Difference between Python's sklearn (DecisionTreeClassifier, SVM)?

I am new to Machine Learning - specifically, Classification techniques.

I have read a few tutorials online and I'm using the iris data set. I tried splitting the data set into train and test using

train, test = train_test_split(df,
                               test_size=test_size,
                               train_size=train_size,
                               random_state=random_state)

Subsequently, I found 2 ways to fit the model (DecisionTreeClassifier & SVM):

dt = DecisionTreeClassifier(min_samples_split=20, random_state=99)
clf = svm.SVC(kernel='linear', C=1)

Both models allow me to use .fit() and .score() methods. I tried resampling data with different sizes and random states but I am getting the exact same score of 0.9852 with the 2 models. Am I doing something wrong?

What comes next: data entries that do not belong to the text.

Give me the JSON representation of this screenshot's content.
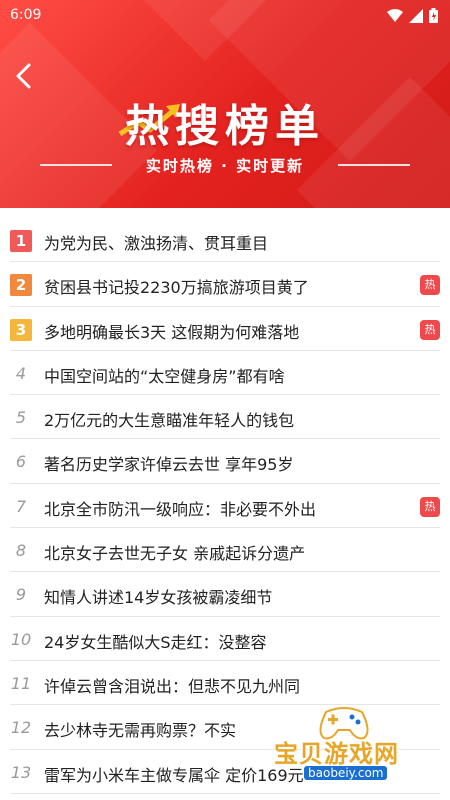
{
  "status_bar": {
    "time": "6:09"
  },
  "header": {
    "title": "热搜榜单",
    "subtitle": "实时热榜 · 实时更新"
  },
  "hot_label": "热",
  "list": [
    {
      "rank": "1",
      "text": "为党为民、激浊扬清、贯耳重目",
      "hot": false
    },
    {
      "rank": "2",
      "text": "贫困县书记投2230万搞旅游项目黄了",
      "hot": true
    },
    {
      "rank": "3",
      "text": "多地明确最长3天 这假期为何难落地",
      "hot": true
    },
    {
      "rank": "4",
      "text": "中国空间站的“太空健身房”都有啥",
      "hot": false
    },
    {
      "rank": "5",
      "text": "2万亿元的大生意瞄准年轻人的钱包",
      "hot": false
    },
    {
      "rank": "6",
      "text": "著名历史学家许倬云去世 享年95岁",
      "hot": false
    },
    {
      "rank": "7",
      "text": "北京全市防汛一级响应：非必要不外出",
      "hot": true
    },
    {
      "rank": "8",
      "text": "北京女子去世无子女 亲戚起诉分遗产",
      "hot": false
    },
    {
      "rank": "9",
      "text": "知情人讲述14岁女孩被霸凌细节",
      "hot": false
    },
    {
      "rank": "10",
      "text": "24岁女生酷似大S走红：没整容",
      "hot": false
    },
    {
      "rank": "11",
      "text": "许倬云曾含泪说出：但悲不见九州同",
      "hot": false
    },
    {
      "rank": "12",
      "text": "去少林寺无需再购票？不实",
      "hot": false
    },
    {
      "rank": "13",
      "text": "雷军为小米车主做专属伞 定价169元",
      "hot": false
    }
  ],
  "watermark": {
    "text": "宝贝游戏网",
    "url": "baobeiy.com"
  },
  "colors": {
    "banner": "#e3221f",
    "rank1": "#f25a5a",
    "rank2": "#f2883c",
    "rank3": "#f5b73b",
    "hot_badge": "#f0494b"
  },
  "icons": [
    "wifi-icon",
    "signal-icon",
    "battery-icon",
    "back-arrow-icon"
  ]
}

Also, is there a need to convert my target variable ("class") to numeric values as stated here? I have tried fitting the data frame with the original string values and I am getting the same results. Any help is greatly appreciated!

Upvotes: 1

Views: 432

Answers (1)

seralouk
seralouk

Reputation: 33147

The right way to use train_test_split is something like the following:

from sklearn.datasets import load_iris
from sklearn.model_selection import train_test_split
from sklearn.model_selection import cross_val_score
from sklearn.tree import DecisionTreeClassifier
from sklearn.svm import SVC
from sklearn.metrics import accuracy_score

#Load Iris data, X: features and y:target/labels
df = load_iris()
y = df.target
X = df.data

#Split the data
X_train, X_test, y_train, y_test = train_test_split(X, y, test_size=0.4, random_state= 99)

#Fit the 2 classifiers
dt = DecisionTreeClassifier(min_samples_split=20, random_state=99)
clf = SVC(kernel='linear', C=1)

dt.fit(X_train, y_train)
y_predicted_dt = dt.predict(X_test)
scores_dt = accuracy_score(y_test, y_predicted_dt)
print(scores_dt)

clf.fit(X_train, y_train)
y_predicted_clf = clf.predict(X_test)
scores_clf = accuracy_score(y_test, y_predicted_clf)
print(scores_clf)

Results:

#Accuracy of dt classifier
0.933333333333

#Accuracy of clf classifier
0.983333333333

Bottom line:

In your case, you only pass as X the df in the train_test_split.

You do not need to convert thr classes. Just use accuracy_score or cross_val_score functions.